Monday, November 5, 2007

Maintaining the Temple

Don't you know that you yourselves are God's temple and that God's Spirit lives in you? If anyone destroys God's temple, God will destroy him; for God's temple is sacred, and you are that temple. -- 1 Corinthians 3:16–17 (NIV)
We commonly see this as a call to care for our bodies, but it can also refer to caring for the church body. We are the church, the body of Christ, and in this passage Paul calls us to care for the church.

Most people who look into such things seem to think that church attendance is declining. Here are a couple of references to look at (not all aligned with Christian beliefs, so be wary!):
Special Report: The American Church in Crisis
The Barna Group
Did You Really Go To Church This Week?

So, the church in America (that's us) seems to be facing some difficulties. We have a responsibility to care for the health of the body. The question is, "What do we do?"

Here are my questions...

  1. Why does our church exist? Not just in general terms (to spread the gospel, reach the lost, etc.), but specifically our church, in our location, in our time. Why is this church here?
  2. What does our church need to become in order to fulfill its reason for existence? Which areas of ministry need to be sustained, and what new areas of growth need to be addressed?
  3. Why are you and I here as a part of this body of believers? Again, the details are important. What part do I play in this body? Why am I here?
  4. Finally, What must I become in order to maintain this church and keep it healthy? What areas do I need to apply my gifts or grow new talents?

These are difficult questions if you try to answer them thoughtfully. It may require more from us than we had expected!

Saturday, November 3, 2007

Rewards in Heaven

I tell you, use worldly wealth to gain friends for yourselves, so that when it is gone, you will be welcomed into eternal dwellings. -- Luke 16:9 (NIV)

The parable of the dishonest manager (Luke 16:1-13) has got to be the most puzzling parable in the Bible. Jesus seems to be telling us that we ought to use any worldly riches we get to curry favor with those who can welcome us in heaven. In short, we ought to help others so they will have a good word to say about us later.

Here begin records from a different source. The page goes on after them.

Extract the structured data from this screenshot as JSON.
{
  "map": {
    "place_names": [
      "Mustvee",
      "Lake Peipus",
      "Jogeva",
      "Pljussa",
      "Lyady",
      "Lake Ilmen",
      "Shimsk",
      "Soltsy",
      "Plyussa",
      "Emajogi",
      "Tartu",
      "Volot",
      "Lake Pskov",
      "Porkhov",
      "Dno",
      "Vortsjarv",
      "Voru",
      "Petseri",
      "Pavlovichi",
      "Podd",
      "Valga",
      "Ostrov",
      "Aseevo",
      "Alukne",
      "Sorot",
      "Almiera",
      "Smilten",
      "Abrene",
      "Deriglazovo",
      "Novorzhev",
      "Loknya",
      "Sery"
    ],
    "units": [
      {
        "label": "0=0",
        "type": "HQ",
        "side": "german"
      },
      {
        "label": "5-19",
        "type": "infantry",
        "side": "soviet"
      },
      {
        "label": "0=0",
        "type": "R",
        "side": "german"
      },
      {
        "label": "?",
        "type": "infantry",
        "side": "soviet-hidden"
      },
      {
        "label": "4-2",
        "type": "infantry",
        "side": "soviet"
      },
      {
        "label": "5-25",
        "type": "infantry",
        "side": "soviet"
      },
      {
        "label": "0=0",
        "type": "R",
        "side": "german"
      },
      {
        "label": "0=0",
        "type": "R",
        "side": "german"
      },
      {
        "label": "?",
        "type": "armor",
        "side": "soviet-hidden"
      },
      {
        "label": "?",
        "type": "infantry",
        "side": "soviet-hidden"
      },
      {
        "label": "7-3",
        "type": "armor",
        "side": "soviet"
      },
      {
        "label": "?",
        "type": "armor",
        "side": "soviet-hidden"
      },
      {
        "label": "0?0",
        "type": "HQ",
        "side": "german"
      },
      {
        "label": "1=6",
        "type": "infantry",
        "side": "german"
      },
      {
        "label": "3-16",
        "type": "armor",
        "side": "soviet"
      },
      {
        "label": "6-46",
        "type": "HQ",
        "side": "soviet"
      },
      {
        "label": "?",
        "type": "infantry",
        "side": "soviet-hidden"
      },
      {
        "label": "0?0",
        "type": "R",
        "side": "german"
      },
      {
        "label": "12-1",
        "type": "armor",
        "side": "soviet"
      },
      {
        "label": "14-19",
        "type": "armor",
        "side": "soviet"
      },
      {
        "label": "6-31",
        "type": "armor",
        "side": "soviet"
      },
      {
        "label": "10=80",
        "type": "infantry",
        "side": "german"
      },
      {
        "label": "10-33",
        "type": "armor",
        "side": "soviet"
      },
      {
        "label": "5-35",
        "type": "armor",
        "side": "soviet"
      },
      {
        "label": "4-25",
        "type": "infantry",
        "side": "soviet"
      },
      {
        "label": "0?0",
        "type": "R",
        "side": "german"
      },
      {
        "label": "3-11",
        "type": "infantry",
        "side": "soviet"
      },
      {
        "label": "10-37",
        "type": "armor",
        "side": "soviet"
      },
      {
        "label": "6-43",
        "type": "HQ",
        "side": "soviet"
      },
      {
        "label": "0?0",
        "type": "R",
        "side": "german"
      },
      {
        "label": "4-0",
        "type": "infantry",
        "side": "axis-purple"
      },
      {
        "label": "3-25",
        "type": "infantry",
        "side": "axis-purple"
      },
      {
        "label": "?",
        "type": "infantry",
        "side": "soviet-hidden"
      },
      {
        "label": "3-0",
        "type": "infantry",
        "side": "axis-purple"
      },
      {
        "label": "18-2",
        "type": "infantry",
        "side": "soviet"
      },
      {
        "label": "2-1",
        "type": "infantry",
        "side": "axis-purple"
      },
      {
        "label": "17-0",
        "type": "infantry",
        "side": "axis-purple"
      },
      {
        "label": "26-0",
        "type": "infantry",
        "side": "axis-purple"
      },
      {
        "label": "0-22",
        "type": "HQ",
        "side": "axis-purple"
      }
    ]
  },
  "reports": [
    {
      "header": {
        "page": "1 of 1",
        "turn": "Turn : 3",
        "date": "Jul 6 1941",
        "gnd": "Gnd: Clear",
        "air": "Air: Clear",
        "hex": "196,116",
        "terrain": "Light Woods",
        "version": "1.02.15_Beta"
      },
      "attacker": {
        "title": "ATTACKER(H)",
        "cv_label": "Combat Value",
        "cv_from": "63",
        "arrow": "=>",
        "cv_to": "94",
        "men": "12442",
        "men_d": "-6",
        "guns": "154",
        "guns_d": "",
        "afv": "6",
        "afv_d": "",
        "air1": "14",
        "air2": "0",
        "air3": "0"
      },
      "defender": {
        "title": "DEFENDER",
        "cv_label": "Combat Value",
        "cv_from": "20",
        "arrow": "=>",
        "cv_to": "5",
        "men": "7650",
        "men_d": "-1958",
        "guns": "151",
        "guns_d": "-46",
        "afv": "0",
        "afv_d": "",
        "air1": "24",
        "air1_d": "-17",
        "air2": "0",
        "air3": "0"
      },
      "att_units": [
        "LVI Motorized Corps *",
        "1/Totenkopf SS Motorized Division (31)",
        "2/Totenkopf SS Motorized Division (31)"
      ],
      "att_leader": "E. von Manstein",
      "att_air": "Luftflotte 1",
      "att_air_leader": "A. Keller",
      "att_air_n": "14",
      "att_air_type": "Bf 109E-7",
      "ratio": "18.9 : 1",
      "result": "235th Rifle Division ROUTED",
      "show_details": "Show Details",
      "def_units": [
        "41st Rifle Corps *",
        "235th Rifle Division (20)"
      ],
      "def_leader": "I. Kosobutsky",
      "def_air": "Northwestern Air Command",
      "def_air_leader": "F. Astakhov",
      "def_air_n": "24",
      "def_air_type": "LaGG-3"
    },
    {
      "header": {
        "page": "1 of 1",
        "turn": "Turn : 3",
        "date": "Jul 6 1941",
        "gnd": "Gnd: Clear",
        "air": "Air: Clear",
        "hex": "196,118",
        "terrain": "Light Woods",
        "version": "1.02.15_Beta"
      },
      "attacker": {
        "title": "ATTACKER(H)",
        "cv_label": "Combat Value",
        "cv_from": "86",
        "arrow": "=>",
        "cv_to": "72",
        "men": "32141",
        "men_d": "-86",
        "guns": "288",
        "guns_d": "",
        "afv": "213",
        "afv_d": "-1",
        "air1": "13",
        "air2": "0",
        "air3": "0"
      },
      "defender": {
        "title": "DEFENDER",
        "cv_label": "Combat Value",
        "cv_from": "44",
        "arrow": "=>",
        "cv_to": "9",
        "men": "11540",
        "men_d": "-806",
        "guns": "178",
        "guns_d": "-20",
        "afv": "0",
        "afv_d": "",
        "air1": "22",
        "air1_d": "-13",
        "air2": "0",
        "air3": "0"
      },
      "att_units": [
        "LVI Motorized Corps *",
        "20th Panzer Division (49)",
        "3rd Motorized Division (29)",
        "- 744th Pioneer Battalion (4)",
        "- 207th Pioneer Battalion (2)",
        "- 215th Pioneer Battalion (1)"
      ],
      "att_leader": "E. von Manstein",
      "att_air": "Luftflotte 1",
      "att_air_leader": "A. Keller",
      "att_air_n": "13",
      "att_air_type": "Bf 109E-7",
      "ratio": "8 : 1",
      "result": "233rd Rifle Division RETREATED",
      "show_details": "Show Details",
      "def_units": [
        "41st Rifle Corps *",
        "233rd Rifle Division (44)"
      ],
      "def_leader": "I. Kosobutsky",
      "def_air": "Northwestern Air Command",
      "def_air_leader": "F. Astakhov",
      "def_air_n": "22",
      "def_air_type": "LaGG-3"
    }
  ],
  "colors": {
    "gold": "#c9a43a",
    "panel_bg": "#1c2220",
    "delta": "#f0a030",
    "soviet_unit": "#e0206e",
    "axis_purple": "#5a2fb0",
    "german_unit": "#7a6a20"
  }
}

Parables are clearly intended to be more than puzzling little stories. Matthew Henry says it well, "...the divine revelation of both these in the gospel is intended to engage and quicken us to the practice of Christian duties..." We are supposed to learn something about how to live our lives properly.

The manager was about to be fired for failing to carry out his duties properly. Jesus commends him for taking the resources he had temporary control over (his master's) and applying them to his own benefit. To make it worse, he says that his followers are not this shrewd and implies they need to be more clever!

I have long been reluctant to even accept the idea of heavenly "rewards" that were contingent on earthly performance. It seems to cheapen the gospel to think that I would do good here on earth in order to get something for myself. Where is the selflessness of the gospel in this idea? However, the notion of heavenly rewards is clearly taught in the Bible.

Maybe the best I can do at this point is to understand that there's more to proper living than salvation. We tend to behave as if the only thing that really matters is accepting Jesus as Savior. It seems there is more to it than that. How we live our lives here on earth will have an impact on how we will live in heaven. More study is in order on this one!